The Shadow Club by Neal Shusterman
Author:Neal Shusterman
Language: eng
Format: mobi, epub
Published: 2012-01-18T23:29:45+00:00
The Best of Friends
AS USUAL, MOST of us pretended not to know each other at school that week. Sure, Cheryl and I hung around together, but as far as the rest of the club went, well, we just winked at each other in the halls. The secrecy of our friendships made the meetings at Stonehenge very special.
By next Friday's meeting, however, I was feeling awfully strange about things. Tyson hadn't spilled the beans to anyone, as far as I knew, and none of us had gotten caught for any of the practical jokes we had played, but still something didn't sit quite right. Maybe it was the feeling I'd got when I told Tyson I knew he was a bed wetter. Maybe it was the fact that I had to spy on him like a Peeping Tom. Or maybe it was the fact that Tyson had called us a gang. Whatever it was, I took the feeling to the meeting with me, and I couldn't shake it. I held my hands close to the fire. It seemed that for the past few meetings nothing I could do would keep my hands warm.
"You know," said Darren, "I never thought this thing would work. I mean, I never thought we'd all actually . . . you know, like each other."
"I'll say," said Abbie. "Look at this group: we've got a jock, a brain, a nerd, a sosh, a brat, a lawyer, and the Gopher! Who'd have thought we'd all get along!"

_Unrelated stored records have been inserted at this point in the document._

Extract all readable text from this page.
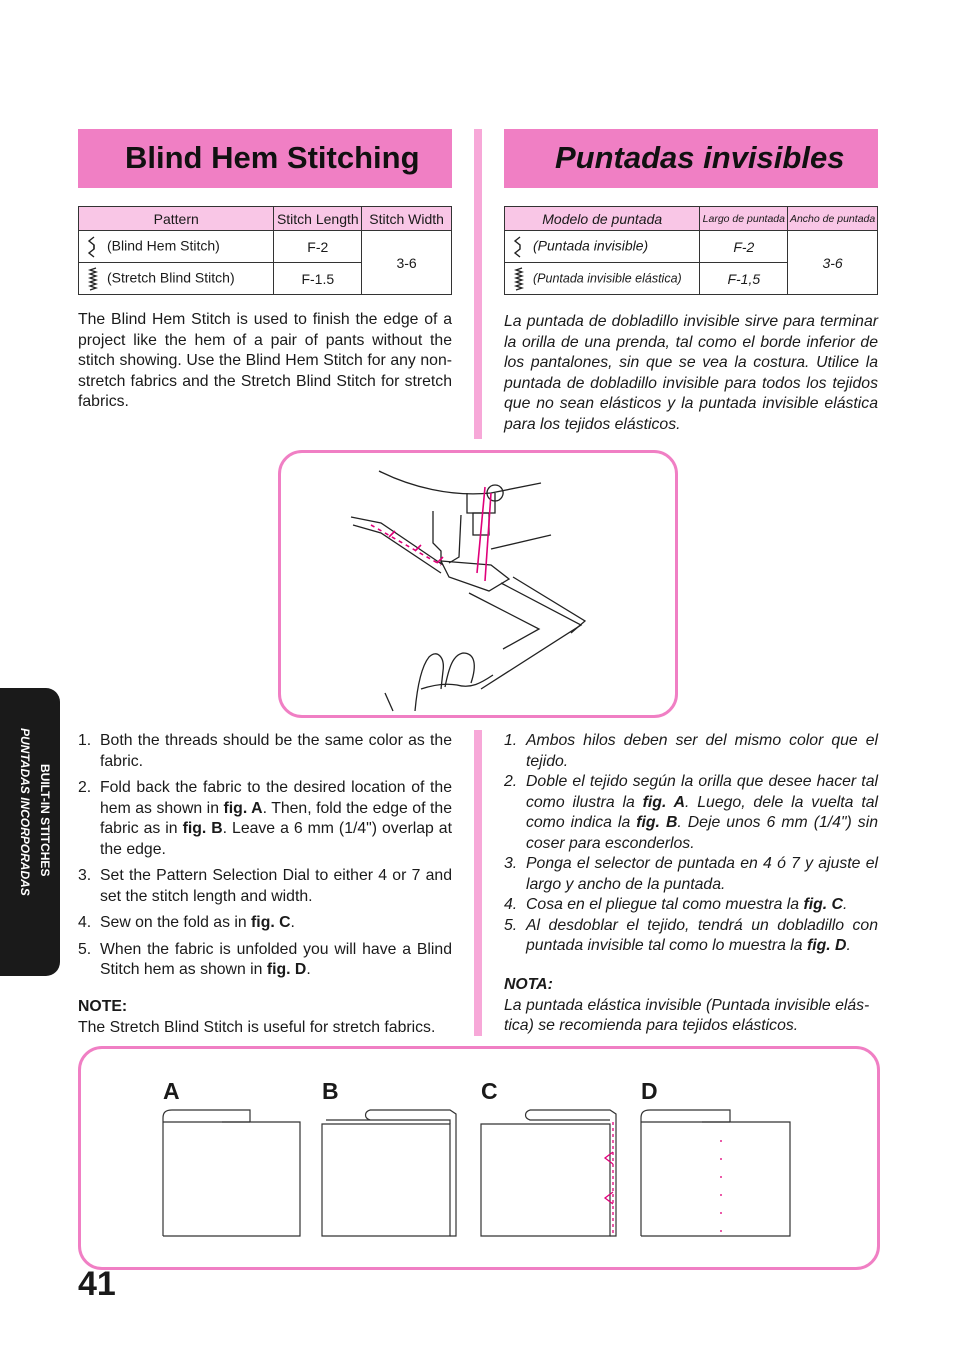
Blind Hem Stitching	Puntadas invisibles
Pattern	Stitch Length	Stitch Width
(Blind Hem Stitch)	F-2	3-6
(Stretch Blind Stitch)	F-1.5	
Modelo de puntada	Largo de puntada	Ancho de puntada
(Puntada invisible)	F-2	3-6
(Puntada invisible elástica)	F-1,5	

The Blind Hem Stitch is used to finish the edge of a project like the hem of a pair of pants without the stitch showing. Use the Blind Hem Stitch for any non-stretch fabrics and the Stretch Blind Stitch for stretch fabrics.

La puntada de dobladillo invisible sirve para terminar la orilla de una prenda, tal como el borde inferior de los pantalones, sin que se vea la costura. Utilice la puntada de dobladillo invisible para todos los tejidos que no sean elásticos y la puntada invisible elástica para los tejidos elásticos.

1. Both the threads should be the same color as the fabric.
2. Fold back the fabric to the desired location of the hem as shown in fig. A. Then, fold the edge of the fabric as in fig. B. Leave a 6 mm (1/4") overlap at the edge.
3. Set the Pattern Selection Dial to either 4 or 7 and set the stitch length and width.
4. Sew on the fold as in fig. C.
5. When the fabric is unfolded you will have a Blind Stitch hem as shown in fig. D.
NOTE:
The Stretch Blind Stitch is useful for stretch fabrics.
1. Ambos hilos deben ser del mismo color que el tejido.
2. Doble el tejido según la orilla que desee hacer tal como ilustra la fig. A. Luego, dele la vuelta tal como indica la fig. B. Deje unos 6 mm (1/4") sin coser para esconderlos.
3. Ponga el selector de puntada en 4 ó 7 y ajuste el largo y ancho de la puntada.
4. Cosa en el pliegue tal como muestra la fig. C.
5. Al desdoblar el tejido, tendrá un dobladillo con puntada invisible tal como lo muestra la fig. D.
NOTA:
La puntada elástica invisible (Puntada invisible elás-tica) se recomienda para tejidos elásticos.
BUILT-IN STITCHES
PUNTADAS INCORPORADAS
A	B	C	D
41
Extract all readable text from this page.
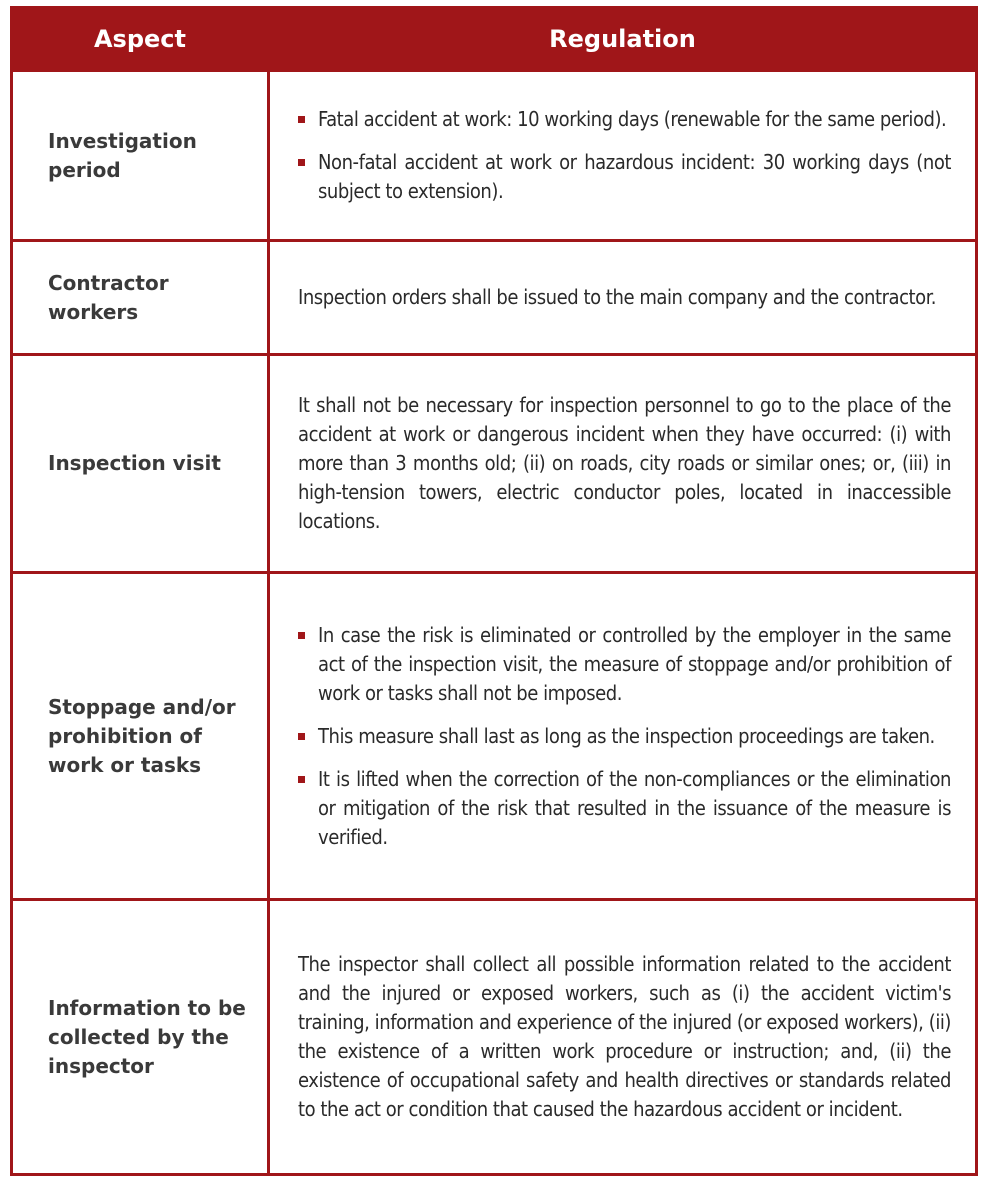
Aspect	Regulation
Investigation period
Fatal accident at work: 10 working days (renewable for the same period).
Non-fatal accident at work or hazardous incident: 30 working days (not subject to extension).
Contractor workers

Inspection orders shall be issued to the main company and the contractor.

Inspection visit

It shall not be necessary for inspection personnel to go to the place of the accident at work or dangerous incident when they have occurred: (i) with more than 3 months old; (ii) on roads, city roads or similar ones; or, (iii) in high-tension towers, electric conductor poles, located in inaccessible locations.

Stoppage and/or prohibition of work or tasks
In case the risk is eliminated or controlled by the employer in the same act of the inspection visit, the measure of stoppage and/or prohibition of work or tasks shall not be imposed.
This measure shall last as long as the inspection proceedings are taken.
It is lifted when the correction of the non-compliances or the elimination or mitigation of the risk that resulted in the issuance of the measure is verified.
Information to be collected by the inspector

The inspector shall collect all possible information related to the accident and the injured or exposed workers, such as (i) the accident victim's training, information and experience of the injured (or exposed workers), (ii) the existence of a written work procedure or instruction; and, (ii) the existence of occupational safety and health directives or standards related to the act or condition that caused the hazardous accident or incident.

I smiled, but down inside I cringed. The kids in the Shadow Club were the only ones in school left who didn't call me the Gopher.
"I'm not a jock!" said Darren.
"And I'm not a nerd!" said Jason.
"Yeah, but you know what I mean," said Abbie.

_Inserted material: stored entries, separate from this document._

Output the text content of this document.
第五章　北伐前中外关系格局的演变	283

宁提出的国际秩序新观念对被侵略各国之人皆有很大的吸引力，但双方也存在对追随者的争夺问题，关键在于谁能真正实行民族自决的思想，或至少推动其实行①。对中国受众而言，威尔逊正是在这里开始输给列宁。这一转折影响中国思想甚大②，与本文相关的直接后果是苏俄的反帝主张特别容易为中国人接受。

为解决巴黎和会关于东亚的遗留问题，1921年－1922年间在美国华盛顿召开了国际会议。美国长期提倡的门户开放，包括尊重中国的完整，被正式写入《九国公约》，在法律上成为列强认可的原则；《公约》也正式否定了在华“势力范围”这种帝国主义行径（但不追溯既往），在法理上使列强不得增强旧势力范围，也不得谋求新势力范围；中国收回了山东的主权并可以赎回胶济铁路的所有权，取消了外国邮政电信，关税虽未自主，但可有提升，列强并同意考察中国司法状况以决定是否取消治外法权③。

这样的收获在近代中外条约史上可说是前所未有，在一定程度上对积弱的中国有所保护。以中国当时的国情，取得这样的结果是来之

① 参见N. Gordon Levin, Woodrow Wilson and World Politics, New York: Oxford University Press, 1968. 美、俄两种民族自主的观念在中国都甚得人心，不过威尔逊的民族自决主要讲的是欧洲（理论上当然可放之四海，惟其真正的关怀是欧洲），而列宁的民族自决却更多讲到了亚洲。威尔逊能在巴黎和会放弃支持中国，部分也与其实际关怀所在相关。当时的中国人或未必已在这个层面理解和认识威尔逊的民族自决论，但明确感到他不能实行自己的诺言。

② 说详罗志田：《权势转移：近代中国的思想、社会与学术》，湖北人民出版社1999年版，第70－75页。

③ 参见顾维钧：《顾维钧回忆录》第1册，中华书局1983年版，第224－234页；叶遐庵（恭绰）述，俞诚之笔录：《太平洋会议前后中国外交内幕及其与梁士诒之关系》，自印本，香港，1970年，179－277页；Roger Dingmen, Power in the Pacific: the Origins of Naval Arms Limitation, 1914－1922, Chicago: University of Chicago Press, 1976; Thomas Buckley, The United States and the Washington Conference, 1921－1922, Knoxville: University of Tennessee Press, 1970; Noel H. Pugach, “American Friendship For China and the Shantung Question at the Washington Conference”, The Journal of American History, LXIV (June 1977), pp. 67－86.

I knew what she meant. Except for Randall, Cheryl, and me, none of us had really known each other before the club.
"I guess when you have something in common," said O.P, "it's easy to be friends." Oh, yeah, sure, we really had a lot in common, I thought.

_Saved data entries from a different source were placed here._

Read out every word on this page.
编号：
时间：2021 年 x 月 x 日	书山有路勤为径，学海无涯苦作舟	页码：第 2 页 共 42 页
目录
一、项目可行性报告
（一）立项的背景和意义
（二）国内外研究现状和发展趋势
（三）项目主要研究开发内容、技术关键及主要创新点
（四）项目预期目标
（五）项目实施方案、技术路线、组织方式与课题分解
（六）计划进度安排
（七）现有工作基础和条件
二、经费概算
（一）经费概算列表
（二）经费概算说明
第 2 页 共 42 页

"We all hate somebody," I said.
O.P. turned to me. "What?"
"We hate somebody. That's all we have in common. A little bit sick, huh?"
"Naah," said Darren. "It's like war. Common enemies bring people close, you know?"
"But we're not at war," I said.
"Yeah, we are," said Jason. "We're fighting for our right not to be humiliated by the unbeatables."
"I say we nuke 'em!" said Randall.
"And I say that's not funny!" I yelled. I wondered which was worse, wanting to nuke somebody, or wishing someone was never born. There were seven of us, all wishing that seven other people in the world had never been brought into it. That's the kind of hatred you read about in war books; the kind of hate that kills millions of people.
Everyone around the circle looked at me as if I had cussed Randall out.
"I think you're taking this all too seriously, Jared," said Cheryl. "It's just for fun."
"I think he's feeling guilty," said Abbie.
"What for?" said Darren.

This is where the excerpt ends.